Теперь он охотно вступал в разговоры. И однажды, толкуя с Игорем, сказал:
– Понимаешь, пишет, что – любит. И ждет. И будет ждать, несмотря ни на что. И никого ей не нужно, кроме… Нас только двое, на этом свете – вот ее точные слова! – только двое… Ты понимаешь, что это значит?
– Да-а, – протянул Игорь, – понятно… Но – ты ей, вообще-то, веришь?
– Конечно, – рассмеялся парень, – а почему бы – нет?
– Но ведь женщины…
– Женщины всякие бывают, – отмахнулся тот, – а это моя – единственная… И то, что она любит – я знаю. Давно знаю. Точно знаю. И верю, а как же иначе? Да и во что же мне верить, как не в это? Что еще есть на свете настоящего?
И он умолк, и словно бы задохнулся; проглотил комок, подступивший к горлу, и затем добавил – глухо, медленно, как-то даже свирепо:
– Нет, я буду жить. Теперь – буду! Не выйду из игры, неподдамся, дождусь свободы. Доживу до нее, доживу… Все перетерплю… Ради этого – стоит!
Игорь тогда не придал его словам должного значения, не воспринял их всерьез. Теперь же он вдруг подумал о том, что парень-то был прав; в самом деле, что еще есть на свете более ценное и настоящее, чем любовь? Во что еще можно верить? Ради чего еще стоит жить?
«Все так, – усмехнулся он мысленно, – все так.
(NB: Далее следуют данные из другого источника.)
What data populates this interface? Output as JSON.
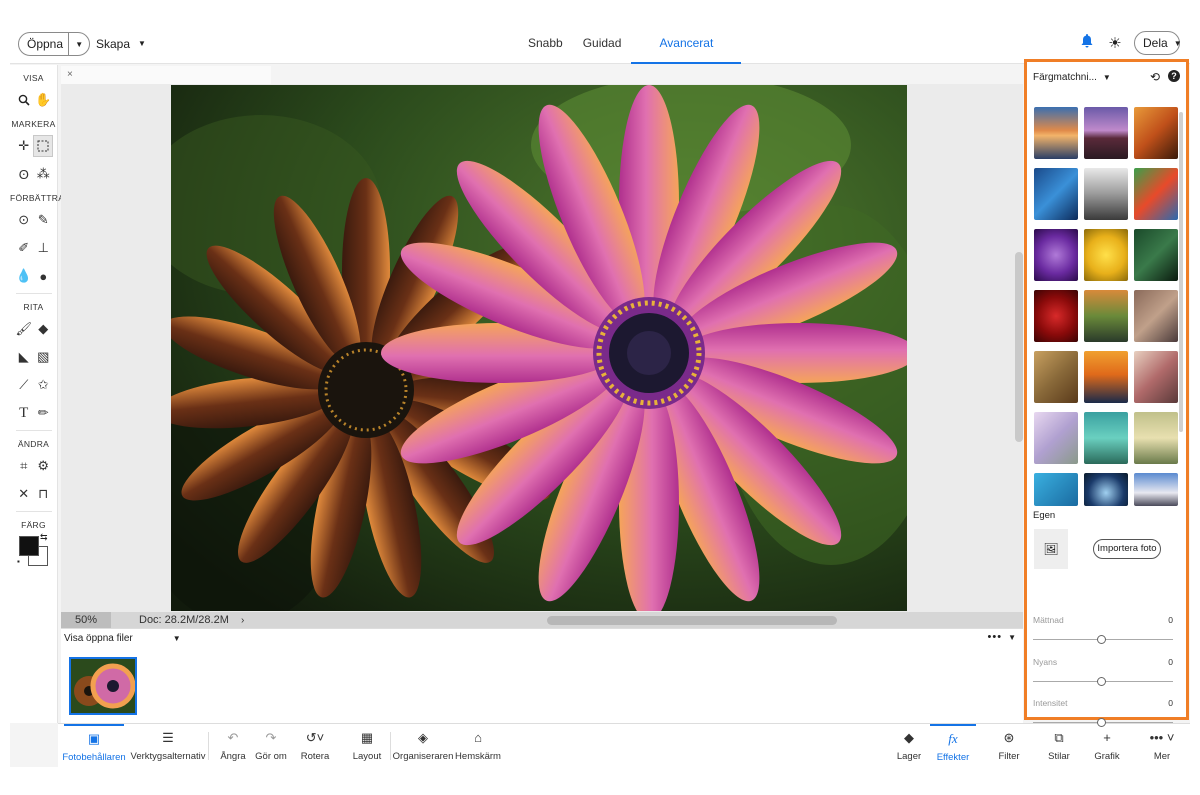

Ради этого, действительно – стоит жить… В нелепой этой жизни – безумной и бедственной – только она, любовь, может быть мне единственной опорой. И утехой. И спасением. И если Наташка и в самом деле любит меня, если она – моя, я буду жить, не поддамся, все перетерплю! О, я еще не вышел из игры. Я еще способен сделать несколько мелких чудес – выбраться из кучи на вершину и утвердиться там… Я много смогу – только бы можно было верить!»
Утром, по первому свету, Игорь вышел на волю. Он именно так и почувствовал себя – вышедшим на волю, освободившимся… Он как бы пережил еще одно заключение и сейчас – второй раз за недолгий срок – испытывал хмельную радость раскрепощения; наслаждался волей, дышал ею, вбирал в себя, впитывал всеми порами сияние утра и говор толпы, и сухую, знобящую прохладу осени.